Seit über vier Jahrzehnten begeistert sie das Kinopublikum, und die Branche und die Fachpresse nicht minder. In Zahlen stehen als Beweis dafür die 21 Oscar-Nominierungen, ein Rekord, zu Buche, die Meryl Streep sich im Lauf ihrer einzigartigen Karriere erarbeitet hat. In dieser Liste finden sich Filme, die unter anderem ihre große Wandelbarkeit belegen, so glänzte Streep in tragischen, ernsten und komödiantischen Rollen gleichermaßen. Kurz nach ihrer Darstellung einer Frau, die ihren Mann und ihr Kind verlässt und sich dann um das Sorgerecht bemüht, in Kramer vs. Kramer (1979, R: Robert Benton), für die sie den Academy Award in der Kategorie Best Supporting Actress gewann, bekam sie für ihre Leistung in Alan J. Pakulas Sophie’s Choice (1982) die Trophäe als Beste Hauptdarstellerin. Sie trägt den Film in beeindruckender Manier, vermochte mit ihrer Verkörperung einer polnischen Immigrantin, die in Brooklyn mit einem schwerwiegenden KZ-Trauma sowie in einem Beziehungsdreieck zu kämpfen hat, auch jene zu überzeugen, die der Literaturverfilmung skeptisch entgegentraten. Spätestens da gab es kein Zurück mehr, Meryl Streep wurde die Frau für große Rollen, in epischen Liebesgeschichten wie Sydney Pollacks Out of Africa (1985) oder Clint Eastwoods The Bridges of Madison County (1995) und in Filmbiografien besonderer Frauen, etwa in Silkwood (1983, R: Mike Nichols) als Whistleblowerin und Aktivistin Karen Silkwood. Humorvoll war sie an der Seite Shirley MacLaines in Postcards from the Edge (1990) zu sehen. In dieser dritten Zusammenarbeit mit Regisseur Mike Nichols (er inszenierte das Buch von Carrie Fisher) führt Streeps Gesangsauftritt in die Schluss-Credits, das Singen sollte ihre Charaktere noch des Öfteren mitprägen, u. a. oscarnominiert als Florence Foster Jenkins (2016, R: Stephen Frears). Ihren zweiten Hauptdarstellerinnen-Oscar gewann Meryl Streep – dreißig Jahre nach ihrem ersten – jedoch wieder für eine „strengere“ Rolle, jene der Margaret Thatcher höchstpersönlich in The Iron Lady (2011, R: Phyllida Lloyd).
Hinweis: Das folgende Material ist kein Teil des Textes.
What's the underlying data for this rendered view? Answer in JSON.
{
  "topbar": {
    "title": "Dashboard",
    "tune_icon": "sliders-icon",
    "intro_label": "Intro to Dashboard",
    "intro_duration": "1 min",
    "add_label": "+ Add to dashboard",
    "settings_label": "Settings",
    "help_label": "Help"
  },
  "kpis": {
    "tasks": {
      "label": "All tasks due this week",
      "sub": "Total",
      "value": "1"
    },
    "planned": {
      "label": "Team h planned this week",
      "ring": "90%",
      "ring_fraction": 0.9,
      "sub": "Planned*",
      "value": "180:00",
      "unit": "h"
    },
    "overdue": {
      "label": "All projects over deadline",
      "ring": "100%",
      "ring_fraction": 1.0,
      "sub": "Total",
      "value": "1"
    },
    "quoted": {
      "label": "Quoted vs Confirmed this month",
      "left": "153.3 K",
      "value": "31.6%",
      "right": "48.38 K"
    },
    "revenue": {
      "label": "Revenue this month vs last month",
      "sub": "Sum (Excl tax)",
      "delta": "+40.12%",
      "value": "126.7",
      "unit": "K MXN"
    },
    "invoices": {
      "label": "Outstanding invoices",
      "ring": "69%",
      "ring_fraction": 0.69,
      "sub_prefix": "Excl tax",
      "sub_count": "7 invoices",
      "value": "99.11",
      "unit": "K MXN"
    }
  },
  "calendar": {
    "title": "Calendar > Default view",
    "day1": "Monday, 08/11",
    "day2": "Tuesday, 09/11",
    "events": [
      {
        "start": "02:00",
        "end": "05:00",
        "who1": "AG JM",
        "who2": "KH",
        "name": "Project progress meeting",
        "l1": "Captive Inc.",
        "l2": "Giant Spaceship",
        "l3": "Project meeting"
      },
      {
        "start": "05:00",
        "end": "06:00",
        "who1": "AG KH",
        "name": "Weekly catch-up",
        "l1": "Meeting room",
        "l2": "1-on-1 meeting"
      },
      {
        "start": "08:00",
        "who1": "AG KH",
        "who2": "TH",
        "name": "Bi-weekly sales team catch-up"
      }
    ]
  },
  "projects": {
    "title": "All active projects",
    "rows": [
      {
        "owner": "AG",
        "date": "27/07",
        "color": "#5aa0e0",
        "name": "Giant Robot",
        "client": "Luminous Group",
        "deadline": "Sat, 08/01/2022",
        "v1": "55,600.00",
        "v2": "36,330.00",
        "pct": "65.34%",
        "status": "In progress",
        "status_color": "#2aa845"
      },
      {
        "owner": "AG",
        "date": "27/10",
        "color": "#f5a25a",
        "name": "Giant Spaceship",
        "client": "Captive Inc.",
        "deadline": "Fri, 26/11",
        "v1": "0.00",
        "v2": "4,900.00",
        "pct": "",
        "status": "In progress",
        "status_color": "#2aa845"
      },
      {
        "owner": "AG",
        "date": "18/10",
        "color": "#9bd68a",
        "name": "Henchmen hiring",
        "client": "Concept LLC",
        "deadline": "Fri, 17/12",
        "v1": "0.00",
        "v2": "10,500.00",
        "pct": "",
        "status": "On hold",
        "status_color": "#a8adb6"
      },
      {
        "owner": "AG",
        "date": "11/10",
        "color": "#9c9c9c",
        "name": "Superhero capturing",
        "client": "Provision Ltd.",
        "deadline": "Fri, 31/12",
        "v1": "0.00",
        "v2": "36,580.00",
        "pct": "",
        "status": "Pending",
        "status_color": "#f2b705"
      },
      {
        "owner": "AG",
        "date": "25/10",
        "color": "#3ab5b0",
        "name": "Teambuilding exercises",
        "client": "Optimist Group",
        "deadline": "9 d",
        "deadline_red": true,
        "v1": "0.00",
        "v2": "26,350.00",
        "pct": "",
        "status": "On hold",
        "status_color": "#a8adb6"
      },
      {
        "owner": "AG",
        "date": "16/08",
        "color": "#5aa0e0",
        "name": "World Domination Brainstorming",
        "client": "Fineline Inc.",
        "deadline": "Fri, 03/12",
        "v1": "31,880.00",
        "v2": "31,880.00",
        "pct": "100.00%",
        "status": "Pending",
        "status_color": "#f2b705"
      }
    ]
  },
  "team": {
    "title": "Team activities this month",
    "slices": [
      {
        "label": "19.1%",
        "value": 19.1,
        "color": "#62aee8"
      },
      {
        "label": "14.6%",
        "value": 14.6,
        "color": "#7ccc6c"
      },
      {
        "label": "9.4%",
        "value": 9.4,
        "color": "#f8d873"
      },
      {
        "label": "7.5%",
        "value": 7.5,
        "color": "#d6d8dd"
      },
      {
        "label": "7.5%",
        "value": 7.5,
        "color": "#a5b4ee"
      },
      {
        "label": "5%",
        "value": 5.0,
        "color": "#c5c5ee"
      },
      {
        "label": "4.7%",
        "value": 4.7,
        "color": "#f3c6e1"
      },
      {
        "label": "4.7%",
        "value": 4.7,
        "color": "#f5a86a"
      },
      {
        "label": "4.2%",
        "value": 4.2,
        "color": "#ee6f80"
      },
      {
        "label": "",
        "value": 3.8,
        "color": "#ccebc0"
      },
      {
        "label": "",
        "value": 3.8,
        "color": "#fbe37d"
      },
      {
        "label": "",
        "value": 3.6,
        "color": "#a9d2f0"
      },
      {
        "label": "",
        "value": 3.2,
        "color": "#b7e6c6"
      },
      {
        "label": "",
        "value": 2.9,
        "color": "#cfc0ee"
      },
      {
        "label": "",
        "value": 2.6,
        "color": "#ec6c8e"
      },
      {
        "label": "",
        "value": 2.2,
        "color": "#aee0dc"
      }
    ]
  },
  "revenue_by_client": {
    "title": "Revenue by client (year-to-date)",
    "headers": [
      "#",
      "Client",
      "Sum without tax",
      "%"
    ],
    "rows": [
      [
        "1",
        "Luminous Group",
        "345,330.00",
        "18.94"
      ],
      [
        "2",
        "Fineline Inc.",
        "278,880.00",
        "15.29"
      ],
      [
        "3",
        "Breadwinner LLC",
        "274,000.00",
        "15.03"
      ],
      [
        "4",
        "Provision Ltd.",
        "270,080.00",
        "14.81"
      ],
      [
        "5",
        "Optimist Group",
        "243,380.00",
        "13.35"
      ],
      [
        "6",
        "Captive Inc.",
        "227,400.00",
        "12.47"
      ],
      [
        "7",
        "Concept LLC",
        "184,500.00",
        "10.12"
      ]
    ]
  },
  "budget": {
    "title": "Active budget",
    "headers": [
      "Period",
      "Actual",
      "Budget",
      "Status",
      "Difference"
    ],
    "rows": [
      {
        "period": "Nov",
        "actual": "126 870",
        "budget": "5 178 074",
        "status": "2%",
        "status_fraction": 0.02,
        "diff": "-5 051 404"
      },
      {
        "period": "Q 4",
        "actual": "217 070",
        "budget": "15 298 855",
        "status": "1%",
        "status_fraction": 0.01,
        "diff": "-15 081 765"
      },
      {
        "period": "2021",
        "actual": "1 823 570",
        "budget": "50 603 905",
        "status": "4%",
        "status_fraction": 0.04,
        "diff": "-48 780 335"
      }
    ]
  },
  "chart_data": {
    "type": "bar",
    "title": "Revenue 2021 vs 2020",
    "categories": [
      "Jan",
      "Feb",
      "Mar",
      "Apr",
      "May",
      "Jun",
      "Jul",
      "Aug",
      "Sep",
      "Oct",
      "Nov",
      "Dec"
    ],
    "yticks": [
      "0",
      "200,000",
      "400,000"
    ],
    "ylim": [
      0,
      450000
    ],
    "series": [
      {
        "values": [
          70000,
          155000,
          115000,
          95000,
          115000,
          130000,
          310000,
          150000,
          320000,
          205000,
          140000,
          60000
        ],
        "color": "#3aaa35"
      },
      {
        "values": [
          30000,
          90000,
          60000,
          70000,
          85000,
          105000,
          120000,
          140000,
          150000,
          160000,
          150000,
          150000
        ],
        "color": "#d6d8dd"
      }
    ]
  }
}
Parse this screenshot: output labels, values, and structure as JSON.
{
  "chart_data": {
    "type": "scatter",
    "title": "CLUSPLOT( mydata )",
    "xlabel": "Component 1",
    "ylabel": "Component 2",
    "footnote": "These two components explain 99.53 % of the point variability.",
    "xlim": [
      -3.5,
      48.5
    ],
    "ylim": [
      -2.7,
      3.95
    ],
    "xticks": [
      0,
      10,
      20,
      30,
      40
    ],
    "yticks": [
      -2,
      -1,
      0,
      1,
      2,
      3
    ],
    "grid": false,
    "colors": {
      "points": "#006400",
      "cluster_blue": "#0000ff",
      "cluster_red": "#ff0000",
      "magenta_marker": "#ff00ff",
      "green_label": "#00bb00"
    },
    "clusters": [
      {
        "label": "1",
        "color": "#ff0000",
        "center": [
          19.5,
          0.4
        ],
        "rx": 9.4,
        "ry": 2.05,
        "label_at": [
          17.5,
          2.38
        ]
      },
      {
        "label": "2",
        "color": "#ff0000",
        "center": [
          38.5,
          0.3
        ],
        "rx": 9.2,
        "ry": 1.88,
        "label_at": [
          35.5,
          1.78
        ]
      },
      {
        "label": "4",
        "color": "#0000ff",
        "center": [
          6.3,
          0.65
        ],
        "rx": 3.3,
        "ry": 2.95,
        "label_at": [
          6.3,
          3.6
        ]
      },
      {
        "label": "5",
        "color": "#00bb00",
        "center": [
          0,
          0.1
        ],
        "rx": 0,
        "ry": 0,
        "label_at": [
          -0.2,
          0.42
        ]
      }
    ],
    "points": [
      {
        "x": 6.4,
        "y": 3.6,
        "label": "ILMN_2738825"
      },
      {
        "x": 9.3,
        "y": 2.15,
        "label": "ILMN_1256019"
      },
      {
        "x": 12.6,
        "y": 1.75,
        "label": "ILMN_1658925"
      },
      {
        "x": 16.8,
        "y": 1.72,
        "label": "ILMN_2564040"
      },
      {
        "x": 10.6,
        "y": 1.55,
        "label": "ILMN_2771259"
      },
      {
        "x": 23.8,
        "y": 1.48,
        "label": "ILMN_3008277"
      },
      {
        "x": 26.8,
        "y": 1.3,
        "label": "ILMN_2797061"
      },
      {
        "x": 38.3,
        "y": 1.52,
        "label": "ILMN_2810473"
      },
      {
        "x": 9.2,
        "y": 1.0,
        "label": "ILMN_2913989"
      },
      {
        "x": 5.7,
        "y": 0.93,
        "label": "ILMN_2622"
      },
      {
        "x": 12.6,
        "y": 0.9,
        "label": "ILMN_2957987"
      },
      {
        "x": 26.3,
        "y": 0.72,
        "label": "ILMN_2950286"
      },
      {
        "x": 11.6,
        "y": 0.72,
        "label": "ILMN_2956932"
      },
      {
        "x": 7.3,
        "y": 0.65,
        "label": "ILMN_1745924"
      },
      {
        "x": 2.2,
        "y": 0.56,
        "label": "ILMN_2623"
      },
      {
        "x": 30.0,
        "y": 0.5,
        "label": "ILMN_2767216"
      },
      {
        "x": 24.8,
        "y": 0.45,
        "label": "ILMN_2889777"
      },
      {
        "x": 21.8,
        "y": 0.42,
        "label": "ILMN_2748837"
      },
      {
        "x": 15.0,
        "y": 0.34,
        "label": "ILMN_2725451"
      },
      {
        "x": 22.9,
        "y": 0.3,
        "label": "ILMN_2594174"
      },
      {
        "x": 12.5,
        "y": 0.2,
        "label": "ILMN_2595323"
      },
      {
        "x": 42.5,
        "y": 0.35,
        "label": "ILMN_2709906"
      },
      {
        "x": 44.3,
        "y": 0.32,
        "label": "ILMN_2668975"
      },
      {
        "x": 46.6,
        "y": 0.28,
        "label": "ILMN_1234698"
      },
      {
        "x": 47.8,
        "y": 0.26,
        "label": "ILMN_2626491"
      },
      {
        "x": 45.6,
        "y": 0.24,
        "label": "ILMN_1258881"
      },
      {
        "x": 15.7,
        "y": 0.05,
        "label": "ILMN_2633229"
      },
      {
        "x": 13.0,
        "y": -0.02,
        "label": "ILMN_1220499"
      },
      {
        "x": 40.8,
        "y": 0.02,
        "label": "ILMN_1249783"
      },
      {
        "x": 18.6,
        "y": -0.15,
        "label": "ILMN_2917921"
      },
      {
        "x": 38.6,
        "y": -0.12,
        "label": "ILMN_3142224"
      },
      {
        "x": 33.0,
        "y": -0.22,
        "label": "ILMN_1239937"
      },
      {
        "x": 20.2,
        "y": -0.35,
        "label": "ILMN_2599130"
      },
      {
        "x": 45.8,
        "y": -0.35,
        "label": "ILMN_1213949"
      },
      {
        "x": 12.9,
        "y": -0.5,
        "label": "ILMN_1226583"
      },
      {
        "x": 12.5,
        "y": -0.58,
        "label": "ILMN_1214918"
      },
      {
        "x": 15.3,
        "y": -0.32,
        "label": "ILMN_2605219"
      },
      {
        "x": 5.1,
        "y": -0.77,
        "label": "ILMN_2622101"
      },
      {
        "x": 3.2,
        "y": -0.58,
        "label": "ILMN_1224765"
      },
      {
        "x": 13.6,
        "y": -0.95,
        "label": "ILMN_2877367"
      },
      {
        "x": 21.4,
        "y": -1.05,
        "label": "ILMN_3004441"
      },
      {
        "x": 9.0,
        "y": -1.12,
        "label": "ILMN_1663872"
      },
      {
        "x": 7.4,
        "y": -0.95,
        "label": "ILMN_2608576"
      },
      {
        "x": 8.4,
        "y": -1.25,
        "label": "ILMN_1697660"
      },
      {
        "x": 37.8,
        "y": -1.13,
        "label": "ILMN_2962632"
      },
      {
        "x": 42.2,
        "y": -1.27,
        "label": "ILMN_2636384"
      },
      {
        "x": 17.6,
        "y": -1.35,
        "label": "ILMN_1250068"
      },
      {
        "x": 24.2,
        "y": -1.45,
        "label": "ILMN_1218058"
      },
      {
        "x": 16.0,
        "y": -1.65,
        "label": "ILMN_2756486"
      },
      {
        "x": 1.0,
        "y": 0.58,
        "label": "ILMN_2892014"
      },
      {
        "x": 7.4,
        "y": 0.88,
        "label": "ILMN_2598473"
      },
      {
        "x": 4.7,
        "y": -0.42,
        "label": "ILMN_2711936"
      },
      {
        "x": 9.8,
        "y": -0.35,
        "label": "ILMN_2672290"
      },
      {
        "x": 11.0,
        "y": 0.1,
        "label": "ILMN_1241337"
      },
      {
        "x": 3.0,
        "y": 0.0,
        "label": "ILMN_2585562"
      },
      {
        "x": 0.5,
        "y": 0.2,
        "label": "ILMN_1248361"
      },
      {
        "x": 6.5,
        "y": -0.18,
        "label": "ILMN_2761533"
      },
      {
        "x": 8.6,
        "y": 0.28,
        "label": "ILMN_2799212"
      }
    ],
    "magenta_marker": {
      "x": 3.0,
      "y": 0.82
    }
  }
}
Am 22. Juni 2024 wurde die große US-amerikanische Schauspielerin 75 Jahre alt, müde ist sie ihres Berufs noch nicht geworden: Seit 2021 ist sie auf Netflix in der Satire Don’t Look Up als US-Präsidentin streambar, in der Hulu-Serie Only Murders in the Building wird sie auch in der kommenden vierten Staffel mitwirken. Für ihren großen Beitrag in der Welt des Kinos und zur Filmgeschichte wurde Meryl Streep beim diesjährigen Festival in Cannes die Ehrenpalme für ihr Lebenswerk verliehen. In einem ausführlichen Gespräch erzählte sie dort von verschiedensten Meilensteinen ihres Schaffens.
Was sind Ihre Erinnerungen an Cannes im Laufe der Jahre? Insbesondere an das Jahr 1989, in dem Sie die Goldene Palme als Beste Schauspielerin für „A Cry in the Dark“ gewonnen haben?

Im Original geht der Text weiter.